Novack's retail side closing
London Community News
By Jonathon Brodie/London Community News / Twitter: @jonathonbrodie
To say the closing of Novack’s retail store, on King Street, is unexpected might be an understatement.
While the store would usually be open throughout the week for customers to browse through travel books and purchase camping gear and outdoor wear, shoppers found themselves perplexed as to why the door wouldn't open when they tried to get in the store on Monday (Nov. 19).
In the space of a few minutes, one person comes to shop but is denied, followed by another, then another and another.
Usually the storefront windows of Novack’s are decorated with the latest winter jackets, but now they covered big signs reading, “Store closing forever.”
“It’s kind of sad I guess seeing something that’s been here forever like this just go down,” said Heather Campbell, hoping to get a jump start on the crowd for the store’s liquidation sale and needing to see the signs to believe it.
Although the store is closing, Novack’s owners, Paul and Sandi Caplan, will still be using the building.
Like the shop has so many times in its 73 year history, it’s evolving more than it is closing. People can still come to King Street and check out the city landscape through the Russian submarine periscope on the top floor, Paul told London Community News.
Opening in 1939 as a music luggage shop, Novack’s has changed from an army surplus store to the outdoor outfitter it evolved into before this latest transition.
The downtown depot is going to be taken over by the company’s uniform division with the travel tour side of the Novack’s business sticking around as well.
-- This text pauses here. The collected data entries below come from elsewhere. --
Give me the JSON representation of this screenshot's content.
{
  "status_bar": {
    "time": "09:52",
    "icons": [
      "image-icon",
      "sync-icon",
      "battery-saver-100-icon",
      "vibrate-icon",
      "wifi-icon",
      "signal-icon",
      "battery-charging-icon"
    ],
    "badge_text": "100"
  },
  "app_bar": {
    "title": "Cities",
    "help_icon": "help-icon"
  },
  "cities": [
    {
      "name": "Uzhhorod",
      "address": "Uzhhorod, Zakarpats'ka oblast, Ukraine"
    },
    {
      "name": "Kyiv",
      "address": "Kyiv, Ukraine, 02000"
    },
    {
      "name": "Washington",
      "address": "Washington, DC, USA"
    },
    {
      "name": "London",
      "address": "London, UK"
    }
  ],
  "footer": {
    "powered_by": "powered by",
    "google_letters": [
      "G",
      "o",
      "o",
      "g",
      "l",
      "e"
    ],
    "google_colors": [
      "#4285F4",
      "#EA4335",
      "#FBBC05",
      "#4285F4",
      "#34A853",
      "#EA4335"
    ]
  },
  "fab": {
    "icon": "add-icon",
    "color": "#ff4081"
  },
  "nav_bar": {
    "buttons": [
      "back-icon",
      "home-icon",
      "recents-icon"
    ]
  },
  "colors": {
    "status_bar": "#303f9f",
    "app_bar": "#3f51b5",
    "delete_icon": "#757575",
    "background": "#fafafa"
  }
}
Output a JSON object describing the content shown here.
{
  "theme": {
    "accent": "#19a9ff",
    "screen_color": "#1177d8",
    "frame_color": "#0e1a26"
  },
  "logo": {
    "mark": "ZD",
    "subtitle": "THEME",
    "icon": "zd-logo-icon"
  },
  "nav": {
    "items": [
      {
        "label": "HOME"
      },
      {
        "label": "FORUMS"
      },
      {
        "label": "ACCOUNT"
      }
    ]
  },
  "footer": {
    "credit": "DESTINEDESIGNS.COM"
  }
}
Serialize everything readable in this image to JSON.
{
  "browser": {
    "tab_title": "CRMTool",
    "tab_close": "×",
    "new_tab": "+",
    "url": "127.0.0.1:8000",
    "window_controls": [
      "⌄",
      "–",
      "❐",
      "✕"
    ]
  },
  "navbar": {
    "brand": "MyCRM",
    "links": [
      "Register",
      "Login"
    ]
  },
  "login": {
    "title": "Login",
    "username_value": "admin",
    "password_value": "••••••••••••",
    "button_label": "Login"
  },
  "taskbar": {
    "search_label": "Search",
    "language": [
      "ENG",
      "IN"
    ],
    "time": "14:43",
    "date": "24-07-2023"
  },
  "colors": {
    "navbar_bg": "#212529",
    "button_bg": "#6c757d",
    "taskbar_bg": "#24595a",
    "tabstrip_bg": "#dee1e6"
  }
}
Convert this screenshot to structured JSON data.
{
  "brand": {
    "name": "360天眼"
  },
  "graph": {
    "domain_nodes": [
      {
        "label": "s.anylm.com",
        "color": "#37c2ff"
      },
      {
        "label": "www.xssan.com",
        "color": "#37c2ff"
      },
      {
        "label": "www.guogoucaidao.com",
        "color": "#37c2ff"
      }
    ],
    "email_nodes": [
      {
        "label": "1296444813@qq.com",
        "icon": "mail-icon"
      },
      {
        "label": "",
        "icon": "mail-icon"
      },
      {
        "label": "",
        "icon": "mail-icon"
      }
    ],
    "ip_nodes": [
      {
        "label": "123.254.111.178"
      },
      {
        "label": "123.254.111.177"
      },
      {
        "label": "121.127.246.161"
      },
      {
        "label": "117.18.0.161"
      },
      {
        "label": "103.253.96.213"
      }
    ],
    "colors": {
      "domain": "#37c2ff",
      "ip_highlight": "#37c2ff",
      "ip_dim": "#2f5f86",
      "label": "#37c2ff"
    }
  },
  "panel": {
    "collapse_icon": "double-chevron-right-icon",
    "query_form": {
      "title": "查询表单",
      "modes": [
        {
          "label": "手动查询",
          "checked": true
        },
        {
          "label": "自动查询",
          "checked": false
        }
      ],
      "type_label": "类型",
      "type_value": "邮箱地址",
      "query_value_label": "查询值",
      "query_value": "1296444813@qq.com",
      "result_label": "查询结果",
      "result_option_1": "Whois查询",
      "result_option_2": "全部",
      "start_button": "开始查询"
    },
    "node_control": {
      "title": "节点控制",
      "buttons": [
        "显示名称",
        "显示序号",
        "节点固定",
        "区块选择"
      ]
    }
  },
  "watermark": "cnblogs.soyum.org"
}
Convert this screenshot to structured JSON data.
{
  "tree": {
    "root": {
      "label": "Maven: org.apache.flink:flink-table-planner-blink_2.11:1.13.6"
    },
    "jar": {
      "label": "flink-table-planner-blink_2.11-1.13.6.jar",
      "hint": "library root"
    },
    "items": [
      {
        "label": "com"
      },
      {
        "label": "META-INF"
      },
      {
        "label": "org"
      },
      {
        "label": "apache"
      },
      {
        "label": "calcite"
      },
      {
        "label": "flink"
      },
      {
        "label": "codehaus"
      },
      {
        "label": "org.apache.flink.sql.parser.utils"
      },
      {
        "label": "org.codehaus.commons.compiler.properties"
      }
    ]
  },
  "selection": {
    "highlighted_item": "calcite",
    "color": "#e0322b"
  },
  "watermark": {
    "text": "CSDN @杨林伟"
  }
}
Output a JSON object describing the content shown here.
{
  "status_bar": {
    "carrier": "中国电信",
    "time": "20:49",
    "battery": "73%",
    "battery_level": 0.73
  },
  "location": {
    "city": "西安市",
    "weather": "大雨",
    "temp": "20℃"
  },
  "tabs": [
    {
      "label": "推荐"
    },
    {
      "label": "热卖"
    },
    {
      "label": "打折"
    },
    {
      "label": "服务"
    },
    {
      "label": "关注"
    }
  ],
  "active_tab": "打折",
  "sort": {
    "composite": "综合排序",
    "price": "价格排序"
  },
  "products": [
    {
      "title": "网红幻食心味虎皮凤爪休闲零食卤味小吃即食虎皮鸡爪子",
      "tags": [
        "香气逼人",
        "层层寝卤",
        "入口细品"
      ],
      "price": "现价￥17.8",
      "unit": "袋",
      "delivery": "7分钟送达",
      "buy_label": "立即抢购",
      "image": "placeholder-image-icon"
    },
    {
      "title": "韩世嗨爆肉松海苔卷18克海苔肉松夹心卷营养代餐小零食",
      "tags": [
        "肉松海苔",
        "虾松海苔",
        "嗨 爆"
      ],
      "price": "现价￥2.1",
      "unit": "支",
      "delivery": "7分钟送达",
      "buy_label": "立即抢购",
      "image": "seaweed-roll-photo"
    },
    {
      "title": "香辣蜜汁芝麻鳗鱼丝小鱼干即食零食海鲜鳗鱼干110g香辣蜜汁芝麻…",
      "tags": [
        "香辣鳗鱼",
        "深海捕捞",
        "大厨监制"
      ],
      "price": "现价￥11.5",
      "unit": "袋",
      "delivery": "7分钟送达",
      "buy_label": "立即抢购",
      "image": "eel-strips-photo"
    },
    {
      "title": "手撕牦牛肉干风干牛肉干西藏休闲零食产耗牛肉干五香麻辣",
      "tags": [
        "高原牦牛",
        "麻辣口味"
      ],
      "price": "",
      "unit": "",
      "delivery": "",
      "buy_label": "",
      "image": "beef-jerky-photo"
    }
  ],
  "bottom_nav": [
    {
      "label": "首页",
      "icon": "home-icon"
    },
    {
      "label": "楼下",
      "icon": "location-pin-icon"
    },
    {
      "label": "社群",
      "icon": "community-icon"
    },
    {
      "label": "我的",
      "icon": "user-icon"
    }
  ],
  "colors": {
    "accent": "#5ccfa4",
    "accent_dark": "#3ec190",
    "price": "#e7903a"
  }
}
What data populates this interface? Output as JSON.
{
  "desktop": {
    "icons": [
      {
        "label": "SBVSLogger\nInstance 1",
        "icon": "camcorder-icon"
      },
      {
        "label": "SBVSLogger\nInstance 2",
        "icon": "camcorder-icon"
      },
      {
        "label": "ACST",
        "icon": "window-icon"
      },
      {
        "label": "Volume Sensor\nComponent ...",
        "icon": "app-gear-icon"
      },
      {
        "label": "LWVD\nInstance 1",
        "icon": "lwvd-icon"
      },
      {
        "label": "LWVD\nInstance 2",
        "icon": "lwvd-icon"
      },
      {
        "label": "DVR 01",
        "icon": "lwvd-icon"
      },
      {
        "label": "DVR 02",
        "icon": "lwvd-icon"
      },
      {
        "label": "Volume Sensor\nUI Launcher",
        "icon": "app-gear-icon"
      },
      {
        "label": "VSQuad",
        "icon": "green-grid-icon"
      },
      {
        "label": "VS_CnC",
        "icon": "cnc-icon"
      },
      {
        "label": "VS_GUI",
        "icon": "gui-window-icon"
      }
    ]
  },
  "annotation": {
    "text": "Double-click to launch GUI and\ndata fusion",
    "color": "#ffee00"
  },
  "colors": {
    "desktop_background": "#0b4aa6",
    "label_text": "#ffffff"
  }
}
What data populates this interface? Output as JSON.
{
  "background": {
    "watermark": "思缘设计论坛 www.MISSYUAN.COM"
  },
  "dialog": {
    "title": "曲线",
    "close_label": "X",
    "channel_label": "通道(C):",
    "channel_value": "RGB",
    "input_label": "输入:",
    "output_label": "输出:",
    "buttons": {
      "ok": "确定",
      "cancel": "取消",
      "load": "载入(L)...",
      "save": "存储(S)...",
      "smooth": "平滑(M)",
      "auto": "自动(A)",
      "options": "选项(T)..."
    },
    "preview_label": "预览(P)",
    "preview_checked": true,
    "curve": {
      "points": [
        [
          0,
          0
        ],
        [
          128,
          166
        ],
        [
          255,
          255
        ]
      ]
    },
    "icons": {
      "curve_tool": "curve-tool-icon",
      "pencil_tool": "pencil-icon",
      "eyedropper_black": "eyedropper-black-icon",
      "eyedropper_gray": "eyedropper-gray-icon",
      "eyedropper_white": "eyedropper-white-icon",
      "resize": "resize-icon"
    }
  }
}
“We run three complex businesses. We have the retail business, we have the uniform business, which is actually growing dramatically, and we have the adventure-travel business,” Paul said, refusing to reveal his age. “I’m an old guy, how many businesses can I run? I only have so much energy.”
Novack’s retail has been a mainstay in London for decades and has become stagnate over the years, Paul explained, while the uniform side, which has been around for 15 years, continues to gain momentum.
As locals come into the store to buy everything from winter jackets to plastic ponchos, Novack’s is shipping out uniforms for police, firefighters and security corporations in Ontario to even a mining company in Africa.
“As the uniform business is growing it’s taking more and more of my time and I only have so much time,” Paul said, inheriting the company from his father-in-law. “I like doing what I’m doing, but I also know I want to enjoy life at the same time.”
The retail store will open again on Thursday (Nov. 22) with sale stickers on every item. “Up to 73% off,” reads multiple signs in the windows, as more more people gather outside trying to get inside.
“It’s not a lack of business, it’s simply energy,” Paul said.
The final closing of the retail aspect of the shop is expected in December when items have been liquidated.
What will the 211 King St. be after a uniform store? Not even Paul knows.
“Prediction implies magic, forecasting is empirical,” he quotes a line from a book he’s currently reading called the Signal and the Noise by Nate Silver. “I can’t forecast today six years from now or four years from now; I could forecast what it will be six months to a year from now, but prediction, that’s magic. I couldn’t tell you what it’s going to be.”